Di subito drizzato grido: «Come?
dicesti “elli ebbe”? non viv’elli ancora?
non fiere li occhi suoi lo dolce lume?».

Quando s’accorse d’alcuna dimora
ch’io facea dinanzi a la risposta,
supin ricadde e più non parve fora.

A conferma del fatto che non serve avere acume mentale, Dante gioca con un grande equivoco: il nome Beatrice. “Ebbe a disdegno”. Dante la intende come grazia che Guido non ha mai abbracciato sul serio, il padre capisce il riferimento alla sposa di cui il figlio non era realmente innamorato.

Durante il viaggio di Dante, Guido era ancora vivo (morirà pochi mesi dopo, nell’agosto del 1300) ma Cavalcante, che ovviamente non può seguire la sua intuizione stando all’Inferno, crede che suo figlio sia morto, così scompare per non fare più ritorno.

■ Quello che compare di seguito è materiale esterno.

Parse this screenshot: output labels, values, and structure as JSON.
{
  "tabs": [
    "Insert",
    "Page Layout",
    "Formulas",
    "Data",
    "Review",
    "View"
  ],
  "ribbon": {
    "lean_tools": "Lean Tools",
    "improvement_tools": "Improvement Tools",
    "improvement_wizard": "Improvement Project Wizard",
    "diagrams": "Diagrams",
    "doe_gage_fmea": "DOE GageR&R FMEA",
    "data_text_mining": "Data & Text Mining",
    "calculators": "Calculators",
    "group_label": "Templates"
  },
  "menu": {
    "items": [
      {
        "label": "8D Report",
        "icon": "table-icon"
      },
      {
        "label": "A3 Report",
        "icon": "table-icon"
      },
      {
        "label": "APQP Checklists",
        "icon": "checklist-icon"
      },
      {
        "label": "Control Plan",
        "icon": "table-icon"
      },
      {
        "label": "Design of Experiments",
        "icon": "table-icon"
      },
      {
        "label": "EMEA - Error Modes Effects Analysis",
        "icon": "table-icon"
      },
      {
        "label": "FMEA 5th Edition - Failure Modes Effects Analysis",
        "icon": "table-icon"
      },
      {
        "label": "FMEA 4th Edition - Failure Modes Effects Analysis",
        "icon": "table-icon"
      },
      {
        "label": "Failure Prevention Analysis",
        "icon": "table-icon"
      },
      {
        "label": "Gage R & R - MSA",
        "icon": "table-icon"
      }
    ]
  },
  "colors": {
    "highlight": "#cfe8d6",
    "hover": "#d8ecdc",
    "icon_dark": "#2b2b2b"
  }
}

Ma quell’altro magnanimo, a cui posta
restato m’era, non mutò aspetto,
né mosse collo, né piegò sua costa:

e sé continuando al primo detto,
«S’elli han quell’arte», disse, «male appresa,
ciò mi tormenta più che questo letto.

ma non cinquanta volte fia raccesa
la faccia de la donna che qui regge,
che tu saprai quanto quell’arte pesa.

E se tu mai nel dolce mondo regge,
dimmi: perché quel popolo è sì empio
incontr’a’ miei in ciascuna sua legge?».

Farinata rimane in silenzio per tutto il discorso che Dante intrattiene con il suo consuocero, e quando quest’ultimo va via, lui riprende a discutere con Dante, come se nulla fosse successo. Anzi, li predice che tra quattro anni Dante subirà lo stesso dolore che hanno provato i suoi avi, e che di rimando prova anche Farinata, nel non poter più tornare a Firenze.

Seguono altri versi in cui Farinata chiede perché i fiorentini ce l’abbiano tanto con la sua famiglia, e Dante spiega le ragioni. Dopo un po’, Dante, curioso, domanda a Farinata perché i dannati riescano a vedere così chiaramente il futuro (la predizione dell’esilio di Dante) ma non il presente (Cavalcante che crede alla morte del figlio).

Farinata risponde che questo è il volere di Dio (vi stiamo dicendo tutto in modo sintetico, per questioni di spazio) e che più un evento è lontano, più loro riescono a vederlo in maniera vivida. Dante, commosso per il malinteso creatosi prima, affida a Ferrante le scuse per Cavalcante, facendosi promettere di riportare al consuocero che il figlio è vivo.

Elli si mosse; e poi, così andando,
mi disse: «Perché se’ tu sì smarrito?».
E io li sodisfeci al suo dimando.

«La mente tua conservi quel ch’udito
hai contra te», mi comandò quel saggio.
«E ora ttendi qui», e drizzò ‘l dito:

«quando sarai dinanzi al dolce raggio
di quella il cui bell’occhio tutto vede,
da lei saprai di tua vita il viaggio».

Appresso mosse a man sinistra il piede:
lasciammo il muro e gimmo inver’ lo mezzo
per un sentier ch’a una valle fiede,

che ‘infin là sù facea spiacer suo lezzo.

Dopo la conclusione della chiacchierata con Ferrante, Virgilio chiede a Dante perché si senta così tanto triste. Dante gli racconta la profezia che lo vorrà esiliato da Firenze entro quattro anni, e Virgilio gli risponde di ricordare bene ciò che ha appreso da Ferrante. Fa intendere che tutto ciò non sarà importante perché solo quando sarà di fronte alla sua anima, (Beatrice) lui capirà il vero compito che gli spetta in questa vita.

Possiamo avere tante intuizioni su quello che sarà il nostro futuro, e spesso non sono, o meglio, non ci appaiono molto positive. Ma non sono importanti. Perché anche un esilio, che certo provocherà dolore a Dante, fa parte del compito che ha scelto di incarnare.

E che è un esilio dall’amata Firenze in confronto a quello che è il valore del poeta ancora adesso ammirato? Il Canto si conclude con i due che giungono verso un sentiero, e già sappiamo che una puzza tremenda li sta pervadendo. Vedremo nel Canto XI quel che ci aspetterà.